Başka bir mite göre de Pandora kutuyu açtığında dünyaya kötülük hâkim olur ve Pandora kutuyu kapatırken de kutu Pandora’yı esir alır.
Diğer bir hikâyede ise Haberci Tanrı Hermes Olympos’a giderken sırtında çok uzaklara götürmesi gereken kutuyu Pandora ve eşine bırakır. Pandora merak eder kutuyu açar, kendine ve eşinin üzerine pişmanlık, kızgınlık, kibir gibi kötü özellikler, yaşadıkları mutlu ormana ve de bütün dünyaya çeşitli kötü özellikler yayılır. Son anda Epimetheus sandığı kapatır. Sandığın içinden bir ses gelir. Sandıktan gelen cılız ses “Lütfen beni çıkarın. Dışarıdaki kötülüklerle ancak ben baş edebilirim” der. Bu sefer Pandora ve eşi birlikte sandığı açarlar. Sandığın dibinde bir kelebek vardır.

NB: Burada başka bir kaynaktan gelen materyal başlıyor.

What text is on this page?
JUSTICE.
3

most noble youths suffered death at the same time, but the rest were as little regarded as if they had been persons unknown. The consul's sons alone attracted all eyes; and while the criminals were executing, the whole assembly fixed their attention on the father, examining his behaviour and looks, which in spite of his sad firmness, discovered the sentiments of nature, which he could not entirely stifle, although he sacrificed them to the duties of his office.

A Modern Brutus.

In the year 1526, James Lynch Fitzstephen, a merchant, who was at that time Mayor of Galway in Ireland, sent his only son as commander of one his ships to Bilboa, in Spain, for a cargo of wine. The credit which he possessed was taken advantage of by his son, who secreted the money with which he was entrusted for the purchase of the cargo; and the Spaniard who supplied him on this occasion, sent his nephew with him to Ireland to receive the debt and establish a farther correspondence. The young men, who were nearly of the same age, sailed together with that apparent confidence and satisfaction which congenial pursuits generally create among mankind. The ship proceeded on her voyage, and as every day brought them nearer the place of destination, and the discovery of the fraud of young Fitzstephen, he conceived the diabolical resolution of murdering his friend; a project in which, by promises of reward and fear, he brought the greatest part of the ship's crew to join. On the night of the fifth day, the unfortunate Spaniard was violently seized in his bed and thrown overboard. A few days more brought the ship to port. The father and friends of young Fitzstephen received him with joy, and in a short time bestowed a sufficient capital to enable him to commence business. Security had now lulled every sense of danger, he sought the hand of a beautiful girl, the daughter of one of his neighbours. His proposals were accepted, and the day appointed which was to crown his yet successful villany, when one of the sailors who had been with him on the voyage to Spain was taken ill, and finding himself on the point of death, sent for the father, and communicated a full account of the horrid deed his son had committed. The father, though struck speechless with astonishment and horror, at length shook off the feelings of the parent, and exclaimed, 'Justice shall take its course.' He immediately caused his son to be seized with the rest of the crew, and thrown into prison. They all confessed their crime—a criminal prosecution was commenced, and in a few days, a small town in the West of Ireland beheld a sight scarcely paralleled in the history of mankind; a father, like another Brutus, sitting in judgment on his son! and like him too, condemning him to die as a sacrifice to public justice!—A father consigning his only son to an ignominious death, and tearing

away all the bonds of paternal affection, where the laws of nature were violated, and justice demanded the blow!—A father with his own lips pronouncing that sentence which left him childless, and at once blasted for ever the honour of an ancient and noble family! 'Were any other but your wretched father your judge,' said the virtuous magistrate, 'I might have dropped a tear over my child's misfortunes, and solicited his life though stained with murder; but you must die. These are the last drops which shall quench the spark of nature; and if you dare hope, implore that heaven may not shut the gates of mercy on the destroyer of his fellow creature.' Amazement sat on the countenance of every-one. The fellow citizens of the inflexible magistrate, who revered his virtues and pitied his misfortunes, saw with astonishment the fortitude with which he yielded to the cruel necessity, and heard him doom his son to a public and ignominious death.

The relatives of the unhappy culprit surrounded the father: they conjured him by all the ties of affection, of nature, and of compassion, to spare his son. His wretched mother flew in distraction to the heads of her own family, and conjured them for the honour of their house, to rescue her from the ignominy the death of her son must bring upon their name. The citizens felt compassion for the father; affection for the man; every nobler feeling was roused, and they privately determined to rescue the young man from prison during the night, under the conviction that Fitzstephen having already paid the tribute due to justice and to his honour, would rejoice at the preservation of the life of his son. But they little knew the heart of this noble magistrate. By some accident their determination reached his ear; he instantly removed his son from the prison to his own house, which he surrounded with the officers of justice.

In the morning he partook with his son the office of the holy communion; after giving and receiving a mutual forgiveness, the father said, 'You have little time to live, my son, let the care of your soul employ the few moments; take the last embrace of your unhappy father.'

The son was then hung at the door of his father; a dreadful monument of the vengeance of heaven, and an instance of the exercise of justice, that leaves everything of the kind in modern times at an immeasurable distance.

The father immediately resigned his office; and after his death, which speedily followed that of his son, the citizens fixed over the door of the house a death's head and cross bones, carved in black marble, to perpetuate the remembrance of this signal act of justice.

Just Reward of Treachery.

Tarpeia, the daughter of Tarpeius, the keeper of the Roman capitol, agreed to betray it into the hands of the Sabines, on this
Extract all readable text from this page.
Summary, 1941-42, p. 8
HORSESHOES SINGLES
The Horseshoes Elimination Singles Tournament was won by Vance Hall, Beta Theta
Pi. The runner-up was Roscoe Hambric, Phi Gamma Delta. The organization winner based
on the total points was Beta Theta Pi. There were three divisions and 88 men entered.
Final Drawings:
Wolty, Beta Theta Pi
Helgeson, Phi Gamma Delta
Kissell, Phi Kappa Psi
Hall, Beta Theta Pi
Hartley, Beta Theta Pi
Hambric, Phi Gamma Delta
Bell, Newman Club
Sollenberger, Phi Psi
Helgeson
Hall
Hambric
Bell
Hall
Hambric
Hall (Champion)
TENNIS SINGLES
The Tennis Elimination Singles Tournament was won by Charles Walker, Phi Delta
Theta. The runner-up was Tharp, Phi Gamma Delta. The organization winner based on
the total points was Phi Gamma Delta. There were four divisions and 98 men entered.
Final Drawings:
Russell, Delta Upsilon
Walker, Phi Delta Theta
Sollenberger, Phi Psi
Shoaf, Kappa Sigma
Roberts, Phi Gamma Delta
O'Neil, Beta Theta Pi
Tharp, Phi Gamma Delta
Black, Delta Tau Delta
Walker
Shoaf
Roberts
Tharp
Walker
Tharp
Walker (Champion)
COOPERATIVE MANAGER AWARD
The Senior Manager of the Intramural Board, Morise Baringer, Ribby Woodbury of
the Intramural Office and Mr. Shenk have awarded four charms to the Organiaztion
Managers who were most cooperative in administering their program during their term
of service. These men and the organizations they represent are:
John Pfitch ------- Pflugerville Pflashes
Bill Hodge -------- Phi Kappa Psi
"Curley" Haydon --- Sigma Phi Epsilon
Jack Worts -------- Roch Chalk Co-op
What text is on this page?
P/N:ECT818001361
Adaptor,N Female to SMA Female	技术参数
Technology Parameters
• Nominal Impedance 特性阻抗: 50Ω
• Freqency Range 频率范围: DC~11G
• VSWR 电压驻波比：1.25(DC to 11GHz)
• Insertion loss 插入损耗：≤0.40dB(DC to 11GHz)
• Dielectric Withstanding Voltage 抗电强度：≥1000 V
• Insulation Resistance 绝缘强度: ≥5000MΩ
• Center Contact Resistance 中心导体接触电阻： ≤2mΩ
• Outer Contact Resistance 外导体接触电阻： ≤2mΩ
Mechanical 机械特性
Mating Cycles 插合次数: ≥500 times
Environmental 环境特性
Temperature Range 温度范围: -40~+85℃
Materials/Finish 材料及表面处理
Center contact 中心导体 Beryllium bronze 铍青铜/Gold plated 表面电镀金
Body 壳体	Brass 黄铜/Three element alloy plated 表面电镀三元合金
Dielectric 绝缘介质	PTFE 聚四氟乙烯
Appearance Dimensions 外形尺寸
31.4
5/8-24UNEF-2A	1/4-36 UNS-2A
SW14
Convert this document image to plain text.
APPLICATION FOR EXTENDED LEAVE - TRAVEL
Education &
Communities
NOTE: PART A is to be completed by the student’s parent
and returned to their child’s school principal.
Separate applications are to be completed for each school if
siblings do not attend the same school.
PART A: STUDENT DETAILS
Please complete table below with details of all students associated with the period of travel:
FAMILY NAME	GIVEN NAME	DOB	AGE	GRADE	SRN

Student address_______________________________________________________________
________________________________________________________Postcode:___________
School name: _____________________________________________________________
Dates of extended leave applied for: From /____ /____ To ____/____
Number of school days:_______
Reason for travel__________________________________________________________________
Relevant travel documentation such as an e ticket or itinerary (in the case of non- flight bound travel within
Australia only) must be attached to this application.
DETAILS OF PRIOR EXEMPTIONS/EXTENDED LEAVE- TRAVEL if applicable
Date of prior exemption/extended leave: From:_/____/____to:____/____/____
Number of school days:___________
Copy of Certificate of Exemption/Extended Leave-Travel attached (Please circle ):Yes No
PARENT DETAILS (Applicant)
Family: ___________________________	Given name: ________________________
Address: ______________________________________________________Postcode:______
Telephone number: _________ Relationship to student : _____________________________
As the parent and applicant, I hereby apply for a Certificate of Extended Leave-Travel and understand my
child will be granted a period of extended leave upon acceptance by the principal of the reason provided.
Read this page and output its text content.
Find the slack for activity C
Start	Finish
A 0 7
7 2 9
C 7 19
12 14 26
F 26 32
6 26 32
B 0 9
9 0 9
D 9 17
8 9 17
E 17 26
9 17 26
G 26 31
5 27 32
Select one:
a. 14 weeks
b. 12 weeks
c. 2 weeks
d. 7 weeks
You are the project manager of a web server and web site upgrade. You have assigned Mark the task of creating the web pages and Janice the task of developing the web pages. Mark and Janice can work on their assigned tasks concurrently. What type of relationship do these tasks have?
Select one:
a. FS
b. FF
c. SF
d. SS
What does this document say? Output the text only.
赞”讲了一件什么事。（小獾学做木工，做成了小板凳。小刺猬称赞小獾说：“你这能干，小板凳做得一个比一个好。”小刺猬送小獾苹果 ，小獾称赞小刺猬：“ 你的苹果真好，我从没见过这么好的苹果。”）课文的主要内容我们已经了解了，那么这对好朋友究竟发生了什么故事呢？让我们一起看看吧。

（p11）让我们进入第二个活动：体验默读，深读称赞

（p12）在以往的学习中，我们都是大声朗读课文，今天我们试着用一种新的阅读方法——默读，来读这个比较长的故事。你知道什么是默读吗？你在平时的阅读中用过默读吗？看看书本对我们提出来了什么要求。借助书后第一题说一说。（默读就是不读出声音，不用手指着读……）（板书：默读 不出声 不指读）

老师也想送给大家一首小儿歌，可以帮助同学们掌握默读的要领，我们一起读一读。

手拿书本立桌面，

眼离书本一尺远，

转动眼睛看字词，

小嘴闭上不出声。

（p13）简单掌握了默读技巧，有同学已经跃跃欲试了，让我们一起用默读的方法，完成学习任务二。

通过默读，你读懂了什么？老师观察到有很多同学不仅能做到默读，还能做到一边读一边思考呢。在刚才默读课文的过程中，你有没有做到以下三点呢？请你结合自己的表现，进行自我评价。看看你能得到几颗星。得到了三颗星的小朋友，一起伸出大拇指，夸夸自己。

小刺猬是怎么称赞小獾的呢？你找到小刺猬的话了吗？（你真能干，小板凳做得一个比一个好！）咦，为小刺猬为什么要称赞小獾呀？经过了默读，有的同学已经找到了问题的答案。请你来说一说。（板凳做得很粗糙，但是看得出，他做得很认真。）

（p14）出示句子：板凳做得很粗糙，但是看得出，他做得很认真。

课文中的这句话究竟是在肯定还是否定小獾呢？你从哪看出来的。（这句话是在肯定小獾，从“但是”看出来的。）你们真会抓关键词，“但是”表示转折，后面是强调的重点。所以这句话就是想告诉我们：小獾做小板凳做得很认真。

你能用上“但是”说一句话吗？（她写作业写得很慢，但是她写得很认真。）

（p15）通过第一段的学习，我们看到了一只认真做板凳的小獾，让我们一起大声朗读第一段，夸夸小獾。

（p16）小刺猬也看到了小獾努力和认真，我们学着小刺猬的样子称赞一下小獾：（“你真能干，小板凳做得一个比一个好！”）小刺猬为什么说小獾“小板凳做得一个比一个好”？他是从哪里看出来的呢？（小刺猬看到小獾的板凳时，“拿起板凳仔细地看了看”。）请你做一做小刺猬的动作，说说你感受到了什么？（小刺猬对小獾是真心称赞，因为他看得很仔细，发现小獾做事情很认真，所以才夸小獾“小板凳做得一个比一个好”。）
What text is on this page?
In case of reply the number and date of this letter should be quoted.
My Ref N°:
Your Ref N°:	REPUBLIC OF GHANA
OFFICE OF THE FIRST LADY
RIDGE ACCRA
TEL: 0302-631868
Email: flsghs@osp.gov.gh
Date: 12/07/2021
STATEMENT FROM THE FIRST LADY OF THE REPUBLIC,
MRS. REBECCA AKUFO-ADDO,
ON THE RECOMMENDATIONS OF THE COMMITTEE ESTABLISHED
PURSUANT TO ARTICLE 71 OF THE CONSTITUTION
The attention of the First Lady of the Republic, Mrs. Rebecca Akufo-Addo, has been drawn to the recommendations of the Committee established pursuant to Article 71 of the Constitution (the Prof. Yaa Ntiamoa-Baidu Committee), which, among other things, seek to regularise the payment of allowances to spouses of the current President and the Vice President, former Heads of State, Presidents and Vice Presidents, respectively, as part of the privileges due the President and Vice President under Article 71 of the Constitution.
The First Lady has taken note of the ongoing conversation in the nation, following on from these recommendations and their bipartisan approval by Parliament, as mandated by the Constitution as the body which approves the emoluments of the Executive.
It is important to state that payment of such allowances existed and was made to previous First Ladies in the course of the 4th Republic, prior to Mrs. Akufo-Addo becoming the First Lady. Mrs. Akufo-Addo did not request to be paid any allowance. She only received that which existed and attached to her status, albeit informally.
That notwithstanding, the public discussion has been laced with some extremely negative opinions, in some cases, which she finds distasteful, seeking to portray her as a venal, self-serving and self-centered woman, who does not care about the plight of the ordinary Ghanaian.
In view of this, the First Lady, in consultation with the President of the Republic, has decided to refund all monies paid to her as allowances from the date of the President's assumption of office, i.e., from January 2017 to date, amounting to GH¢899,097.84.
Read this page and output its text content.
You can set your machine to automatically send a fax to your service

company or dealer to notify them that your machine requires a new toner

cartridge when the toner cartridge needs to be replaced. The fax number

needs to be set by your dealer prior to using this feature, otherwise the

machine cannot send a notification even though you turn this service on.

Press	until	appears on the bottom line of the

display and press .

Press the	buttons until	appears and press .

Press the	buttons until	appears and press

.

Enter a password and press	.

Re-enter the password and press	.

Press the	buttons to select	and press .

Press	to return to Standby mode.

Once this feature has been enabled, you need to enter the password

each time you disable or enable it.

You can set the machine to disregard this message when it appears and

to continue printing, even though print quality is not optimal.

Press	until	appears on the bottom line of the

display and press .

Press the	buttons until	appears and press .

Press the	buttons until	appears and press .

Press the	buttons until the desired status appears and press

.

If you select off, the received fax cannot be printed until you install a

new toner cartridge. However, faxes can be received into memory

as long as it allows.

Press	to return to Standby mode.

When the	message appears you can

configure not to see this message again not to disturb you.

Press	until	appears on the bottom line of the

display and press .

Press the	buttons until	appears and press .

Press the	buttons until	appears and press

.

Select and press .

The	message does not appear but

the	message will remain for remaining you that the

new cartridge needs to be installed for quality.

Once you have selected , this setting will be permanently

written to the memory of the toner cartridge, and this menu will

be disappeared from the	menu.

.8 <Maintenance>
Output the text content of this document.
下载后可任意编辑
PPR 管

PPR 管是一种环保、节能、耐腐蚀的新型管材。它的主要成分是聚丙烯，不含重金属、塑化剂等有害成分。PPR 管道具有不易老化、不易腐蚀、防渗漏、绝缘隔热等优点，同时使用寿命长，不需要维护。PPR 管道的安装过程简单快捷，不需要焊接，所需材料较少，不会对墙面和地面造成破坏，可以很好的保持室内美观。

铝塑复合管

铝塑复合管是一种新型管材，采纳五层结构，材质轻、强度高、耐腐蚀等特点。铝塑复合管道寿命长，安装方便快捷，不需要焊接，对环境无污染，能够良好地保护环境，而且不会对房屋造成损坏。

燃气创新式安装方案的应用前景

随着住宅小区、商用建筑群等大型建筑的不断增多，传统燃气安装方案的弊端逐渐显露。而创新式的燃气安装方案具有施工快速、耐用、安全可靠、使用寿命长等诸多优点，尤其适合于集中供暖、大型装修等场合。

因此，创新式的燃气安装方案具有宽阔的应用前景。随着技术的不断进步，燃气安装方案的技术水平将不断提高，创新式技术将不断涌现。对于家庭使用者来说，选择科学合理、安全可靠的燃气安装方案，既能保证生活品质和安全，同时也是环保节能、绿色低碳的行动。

Sandığın içindeki kelebek, “umut”tur.[1]
Eskiden insanlar bu dünyada
Dertlerden, kaygılardan uzak yaşarlardı
Bilmezlerdi ölüm getiren hastalıkları
Pandora açınca kutunun kapağını
Dağıttı insanlara acıları dertleri
Bir tek umut kaldı dışarı çıkmadık
Kapağı açılan dert kutusundan
Umut tam çıkacakken Pandora
Kapamıştı kapağını
Böyle istemişti bulutlar devşiren Zeus
O gün bugündür insanların başı dertte[2]
Bu anlatımlarda ilgi çekici olan tüm dünyaya kötülüğün yayılması ve fakat umudun Pandora’nın kutusu içinde saklı kalmış olmasıdır.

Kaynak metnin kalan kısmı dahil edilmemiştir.